Quantas mulheres cientistas você conhece?

SORORIDADE EM PAUTA
POR FERNANDA MENNA PINTO PERES   28 DE FEVEREIRO DE 2019
“Um professor falou que eu não estava entendendo o conteúdo porque as mulheres não conseguem projetar o espaço tridimensional, e que a neurociência explicava isso” – Juliana Davoglio Estradiotojovem cientista brasileira.
Este texto é dedicado a todas as mulheres que fazem ciência no Brasil, em especial à amiga Alessandra Nava, pesquisadora da FioCruz Amazônia.
(Antes de iniciar a leitura deste texto, permita-se responder à seguinte pergunta: Quantas cientistas mulheres você conhece? Nomeie-as. Faça o mesmo em relação aos cientistas homens que você consegue enumerar).

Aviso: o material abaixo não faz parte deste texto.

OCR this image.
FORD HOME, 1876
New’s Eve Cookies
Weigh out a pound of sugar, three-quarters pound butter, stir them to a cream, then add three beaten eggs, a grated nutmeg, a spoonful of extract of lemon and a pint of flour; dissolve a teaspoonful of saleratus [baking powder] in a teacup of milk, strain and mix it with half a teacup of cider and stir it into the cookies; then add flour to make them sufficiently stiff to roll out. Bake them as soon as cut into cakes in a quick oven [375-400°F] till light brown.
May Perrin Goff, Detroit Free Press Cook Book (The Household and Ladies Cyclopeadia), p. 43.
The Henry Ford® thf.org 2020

No ultimo dia 11 de fevereiro comemoramos, pelo quarto ano consecutivo, o Dia Internacional das Mulheres e Meninas na Ciência, efeméride adotada oficialmente na Assembléia Geral da ONU de 22/12/2015 através da Resolução A/RES/70/212, em reconhecimento ao trabalho da Unesco e Onu Mulheres e, principalmente, em razão da importância dos temas ciência e equidade de gênero para implementação da Agenda 2030 para o Desenvolvimento Sustentável.   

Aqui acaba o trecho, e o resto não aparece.